Émissions naturelles de précurseurs
Les sources naturelles de précurseurs gazeux, qui comprennent les incendies de forêt, la combustion de biomasse et le sel marin, ont une grande importance dans de nombreuses régions. En été, le constituant de sel marin (NaCl) des PM2,5 est nettement plus élevé dans les stations de la région de l’Atlantique (Halifax) et de la vallée du bas Fraser (Abbotsford et Burnaby) que dans d’autres stations illustrées à la figure 2, en raison de leur proximité des côtes. Les incendies de forêt peuvent également devenir d’importants contributeurs aux concentrations ambiantes de PM2,5. Par exemple, on estime que les incendies de forêt de 2002 au Québec ont produit l’équivalent de 50 % des émissions anthropiques annuelles totales de PM2,5 du Canada, tandis qu’en Colombie-Britannique, les fortes émissions produites par les incendies de forêt sont la cause de bon nombre d’épisodes de PM2,5. Les émissions naturelles de COV influent grandement sur la formation de polluants secondaires au cours de la saison chaude.

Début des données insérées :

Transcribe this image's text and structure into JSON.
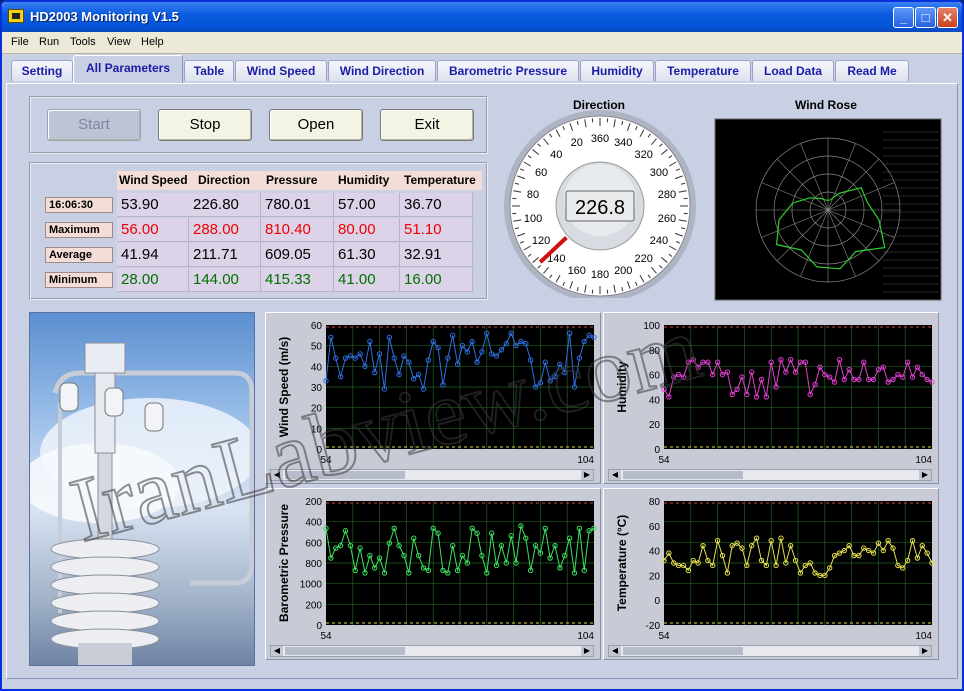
{
  "window": {
    "title": "HD2003 Monitoring V1.5"
  },
  "menu": [
    "File",
    "Run",
    "Tools",
    "View",
    "Help"
  ],
  "tabs": [
    "Setting",
    "All Parameters",
    "Table",
    "Wind Speed",
    "Wind Direction",
    "Barometric Pressure",
    "Humidity",
    "Temperature",
    "Load Data",
    "Read Me"
  ],
  "active_tab": "All Parameters",
  "buttons": {
    "start": "Start",
    "stop": "Stop",
    "open": "Open",
    "exit": "Exit"
  },
  "readings": {
    "headers": [
      "Wind Speed",
      "Direction",
      "Pressure",
      "Humidity",
      "Temperature"
    ],
    "rows": [
      {
        "label": "16:06:30",
        "values": [
          "53.90",
          "226.80",
          "780.01",
          "57.00",
          "36.70"
        ]
      },
      {
        "label": "Maximum",
        "values": [
          "56.00",
          "288.00",
          "810.40",
          "80.00",
          "51.10"
        ]
      },
      {
        "label": "Average",
        "values": [
          "41.94",
          "211.71",
          "609.05",
          "61.30",
          "32.91"
        ]
      },
      {
        "label": "Minimum",
        "values": [
          "28.00",
          "144.00",
          "415.33",
          "41.00",
          "16.00"
        ]
      }
    ]
  },
  "direction": {
    "title": "Direction",
    "value": "226.8",
    "dial_labels": [
      "360",
      "340",
      "320",
      "300",
      "280",
      "260",
      "240",
      "220",
      "200",
      "180",
      "160",
      "140",
      "120",
      "100",
      "80",
      "60",
      "40",
      "20"
    ]
  },
  "wind_rose": {
    "title": "Wind Rose"
  },
  "watermark": "IranLabview.com",
  "colors": {
    "windspeed": "#2f6fe0",
    "humidity": "#e040d0",
    "pressure": "#40e060",
    "temperature": "#e6e050",
    "rose": "#30d030"
  },
  "chart_data": [
    {
      "type": "line",
      "ylabel": "Wind Speed (m/s)",
      "xlim": [
        54,
        104
      ],
      "ylim": [
        0,
        60
      ],
      "yticks": [
        "60",
        "50",
        "40",
        "30",
        "20",
        "10",
        "0"
      ],
      "xticks": [
        "54",
        "104"
      ],
      "series": [
        {
          "values": [
            33,
            54,
            44,
            35,
            44,
            45,
            44,
            46,
            40,
            52,
            37,
            46,
            29,
            54,
            44,
            36,
            45,
            42,
            34,
            36,
            29,
            43,
            52,
            49,
            31,
            44,
            55,
            41,
            50,
            47,
            52,
            42,
            47,
            56,
            46,
            45,
            48,
            51,
            56,
            50,
            52,
            51,
            43,
            30,
            32,
            42,
            33,
            35,
            41,
            37,
            56,
            30,
            44,
            52,
            55,
            54
          ]
        }
      ]
    },
    {
      "type": "line",
      "ylabel": "Humidity",
      "xlim": [
        54,
        104
      ],
      "ylim": [
        0,
        100
      ],
      "yticks": [
        "100",
        "80",
        "60",
        "40",
        "20",
        "0"
      ],
      "xticks": [
        "54",
        "104"
      ],
      "series": [
        {
          "values": [
            48,
            42,
            58,
            60,
            58,
            70,
            72,
            66,
            70,
            70,
            60,
            70,
            60,
            62,
            44,
            48,
            58,
            44,
            62,
            42,
            56,
            42,
            70,
            50,
            72,
            62,
            72,
            62,
            70,
            70,
            44,
            52,
            66,
            60,
            58,
            54,
            72,
            56,
            64,
            56,
            56,
            70,
            56,
            56,
            64,
            66,
            54,
            56,
            60,
            58,
            70,
            58,
            66,
            60,
            56,
            54
          ]
        }
      ]
    },
    {
      "type": "line",
      "ylabel": "Barometric Pressure",
      "xlim": [
        54,
        104
      ],
      "ylim": [
        0,
        200
      ],
      "yticks": [
        "200",
        "400",
        "600",
        "800",
        "1000",
        "200",
        "0"
      ],
      "xticks": [
        "54",
        "104"
      ],
      "series": [
        {
          "values": [
            780,
            540,
            620,
            640,
            760,
            640,
            440,
            620,
            420,
            560,
            460,
            540,
            420,
            660,
            780,
            640,
            560,
            420,
            700,
            560,
            460,
            440,
            780,
            740,
            440,
            420,
            640,
            440,
            560,
            500,
            780,
            740,
            560,
            420,
            740,
            480,
            640,
            500,
            720,
            500,
            800,
            700,
            440,
            640,
            580,
            780,
            540,
            640,
            460,
            560,
            700,
            420,
            780,
            440,
            760,
            780
          ]
        }
      ]
    },
    {
      "type": "line",
      "ylabel": "Temperature (°C)",
      "xlim": [
        54,
        104
      ],
      "ylim": [
        -20,
        80
      ],
      "yticks": [
        "80",
        "60",
        "40",
        "20",
        "0",
        "-20"
      ],
      "xticks": [
        "54",
        "104"
      ],
      "series": [
        {
          "values": [
            32,
            38,
            30,
            28,
            28,
            24,
            32,
            30,
            44,
            32,
            28,
            48,
            36,
            22,
            44,
            46,
            42,
            28,
            44,
            50,
            32,
            28,
            48,
            28,
            50,
            30,
            44,
            32,
            22,
            28,
            30,
            22,
            20,
            20,
            26,
            36,
            38,
            40,
            44,
            36,
            36,
            42,
            40,
            38,
            46,
            40,
            48,
            42,
            28,
            26,
            32,
            48,
            34,
            44,
            38,
            30
          ]
        }
      ]
    }
  ]
}
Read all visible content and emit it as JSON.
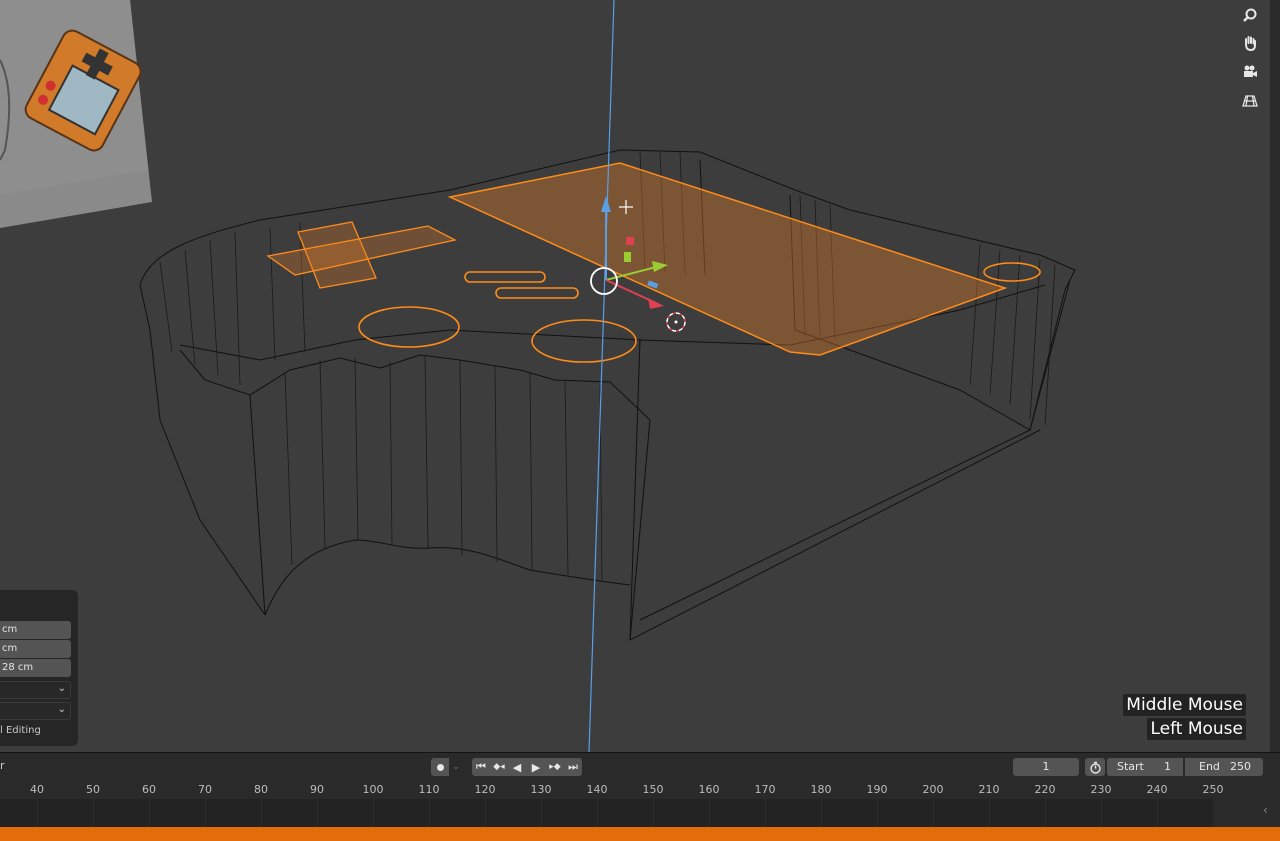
{
  "operator_panel": {
    "field_1": "cm",
    "field_2": "cm",
    "field_3": "28 cm",
    "label": "l Editing"
  },
  "navigation": {
    "zoom_icon": "magnifier-icon",
    "pan_icon": "hand-icon",
    "camera_icon": "camera-icon",
    "ortho_icon": "grid-icon"
  },
  "key_hints": [
    "Middle Mouse",
    "Left Mouse"
  ],
  "timeline": {
    "left_label": "r",
    "current_frame": "1",
    "start_label": "Start",
    "start_value": "1",
    "end_label": "End",
    "end_value": "250",
    "ruler": [
      "40",
      "50",
      "60",
      "70",
      "80",
      "90",
      "100",
      "110",
      "120",
      "130",
      "140",
      "150",
      "160",
      "170",
      "180",
      "190",
      "200",
      "210",
      "220",
      "230",
      "240",
      "250"
    ]
  },
  "colors": {
    "selection": "#ff8c1a",
    "z_axis": "#5b9ee6",
    "status_bar": "#e46c0a",
    "viewport_bg": "#3d3d3d"
  }
}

La contribution globale de ces émissions aux PM2,5 secondaires commence à peine à être caractérisée.
Transport transfrontalier
Le transport transfrontalier est une importante source de pollution dans de nombreuses régions du Canada, particulièrement dans la région de l’Atlantique, au Québec et dans le sud de l’Ontario. En s’ajoutant aux émissions locales élevées, les polluants transportés causent des épisodes de concentrations supérieures à la moyenne et des pics de concentration de PM2,5 et d’ozone dans ces régions. Les systèmes météorologiques se déplacent généralement d’ouest en est, transportant avec eux les polluants provenant du Midwest des États-Unis, du sud de l’Ontario et de la côte Est des États-Unis jusqu’au Québec et dans la région de l’Atlantique. Dans les Prairies et sur la côte Ouest, bien que l’air du sud entraîne généralement des concentrations élevées de PM2,5 et d’ozone dans la région, le transport transfrontalier n’est pas un contributeur aussi important que dans l’est du Canada. Les stations en haute altitude (plus de 2000 mètres) sont souvent associées à des courants qui transportent à grande distance les polluants de l’air. Le transport de particules et de gaz en provenance d’autres continents influe également sur les taux de smog au Canada, et cette question est abordée plus en détail dans la section « Nouveaux enjeux » du présent rapport.